Поэтому я не беру на себя обязательств и просто говорю «может быть».
— Как ты выжил? – я спрашиваю, гадая, расскажет ли он больше о своем детстве.
— Трэвис, — говорит он. — Паркер. Зейн. Киллиан. Их истории — их, но они — причина, по которой я выжил. Как мы все выжили.
Мой рот приоткрывается, ужасаясь тому, что все эти когда-то маленькие мальчики объединились по одной и той же причине. Издевательства.
— Мне так жаль.
— Это сделало нас сильными мужчинами, которыми мы являемся сегодня. Мы выжили, и ты тоже сможешь.
— Потому что у меня есть ты, – я собираюсь прислониться к его груди, но он останавливает меня.
— Нет, потому что ты — это ты.
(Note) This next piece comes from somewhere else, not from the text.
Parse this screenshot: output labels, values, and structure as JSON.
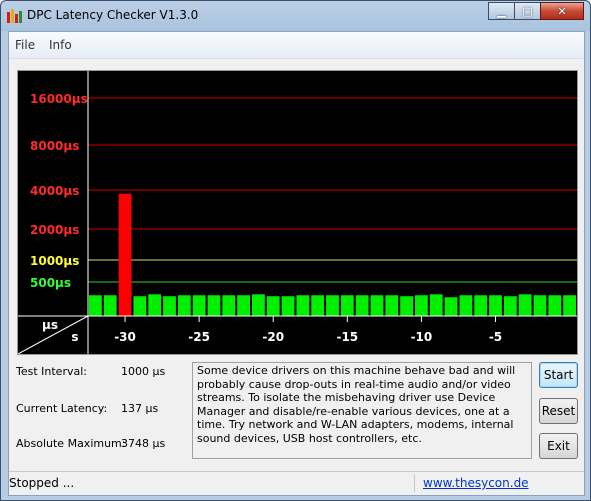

Кира. Ты сильнее, чем ты думаешь. Я бы не любил тебя, если бы ты не была такой. Ты бросила мне вызов. Пыталась играть со мной... черт, ты была кошмаром.
Я не могу сдержать улыбку.
— Ну, тебе не следует похищать молодых девушек.
Он фыркает.
— Ты говоришь как Трэвис.
— Подожди. Сколько раз ты это делал?
— Никогда, – Мэддокс хмурится. — Один раз.
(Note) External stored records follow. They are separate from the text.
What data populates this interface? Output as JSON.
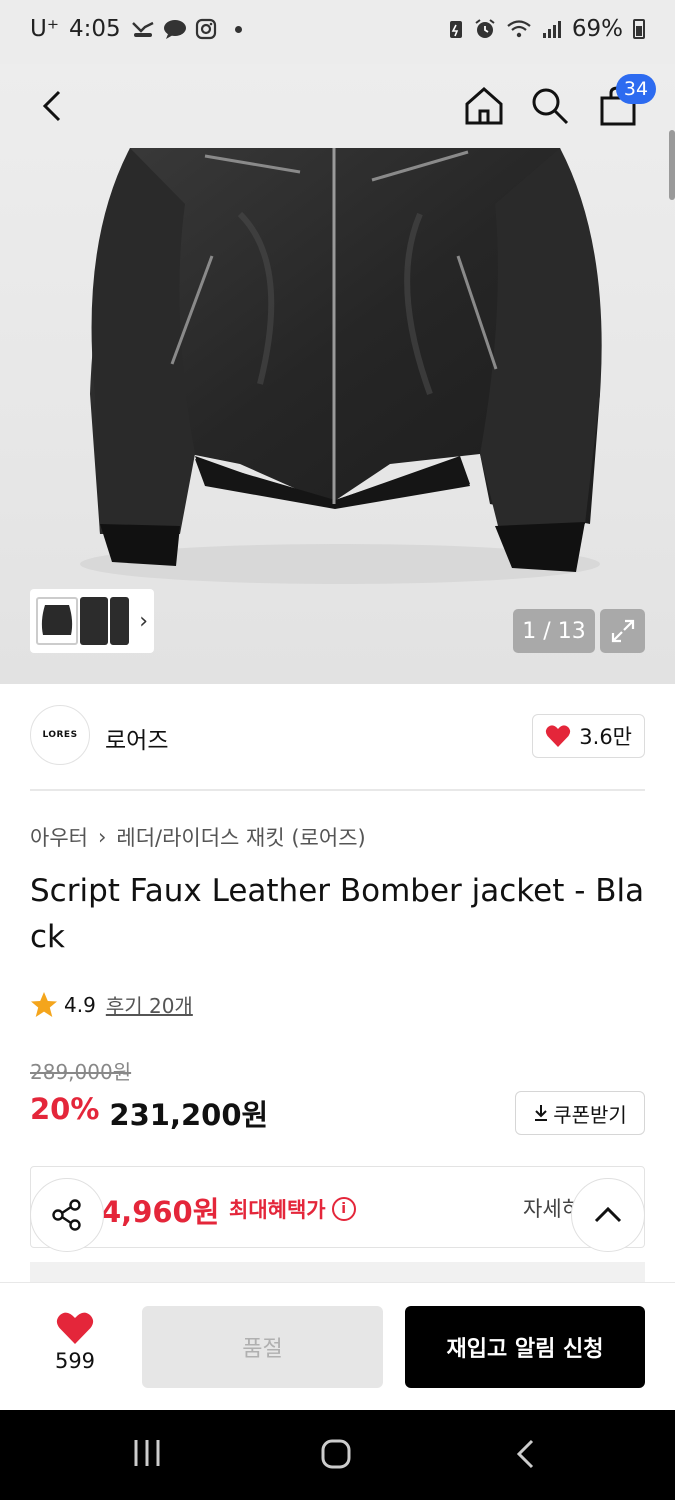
{
  "status_bar": {
    "carrier": "U⁺",
    "time": "4:05",
    "battery": "69%"
  },
  "header": {
    "cart_count": "34"
  },
  "gallery": {
    "counter": "1 / 13"
  },
  "brand": {
    "logo_text": "LORES",
    "name": "로어즈",
    "likes": "3.6만"
  },
  "breadcrumb": {
    "category": "아우터",
    "subcategory": "레더/라이더스 재킷 (로어즈)"
  },
  "product": {
    "title": "Script Faux Leather Bomber jacket - Black",
    "rating": "4.9",
    "reviews": "후기 20개",
    "original_price": "289,000원",
    "discount": "20%",
    "sale_price": "231,200원",
    "coupon_label": "쿠폰받기"
  },
  "benefit": {
    "price": "4,960원",
    "label": "최대혜택가",
    "detail": "자세히"
  },
  "bottom_bar": {
    "wish_count": "599",
    "soldout_label": "품절",
    "restock_label": "재입고 알림 신청"
  },
  "colors": {
    "accent_red": "#e4263a",
    "badge_blue": "#2d6bf0"
  }
}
Поправляет он, затем меняет положение тела и подпирает голову локтем.
— Я хочу убедиться, что ты это понимаешь. Ты можешь уйти. Я хочу, чтобы ты осталась навсегда и провела свою жизнь со мной. Боже, я так чертовски люблю тебя, но я собственник, и это может душить.
Он любит меня.
Этот красивый и сильный мужчина любит меня.
— Если другой мужчина хотя бы посмотрит на тебя, я убью его. Но ты свободна.
Мое сердце вспыхивает, как сверхновая, когда он обнажает мне свое. В его глазах появляется намек на нервозность, пока он ждет моего ответа.
— Я не хочу уходить.
Он берет мою руку и целует мои пальцы.
— Я хочу, чтобы ты коснулся меня.
— Кира.
— Нет. Мне это нужно. Я хочу, чтобы ты был тем мужчиной, чье прикосновение я чувствую. Больше ничьё, – я беру его руку, опускаю её к своей груди и смотрю, как в его пронзительных серебристых глазах взрывается огонь, словно наступает 4 июля.
ГЛАВА 30
МЭДДОКС
Я стою в тени, через дорогу, и отрываю телефон от уха, затем кладу его в карман. Мои руки следуют за ним, пытаясь успокоить нервозность, которая нарастает с каждым мгновением.
Ночной воздух холодный, и я вижу, как мое дыхание растворяется в воздухе. Как будто всё вокруг стало пустым.
Как-то подходяще для места убийства.
Неделю назад Кира позволила мне испытать нечто большее, чем я мог себе представить. Всё началось так нежно, что я думал, она не может. Но потом я её отругал за это.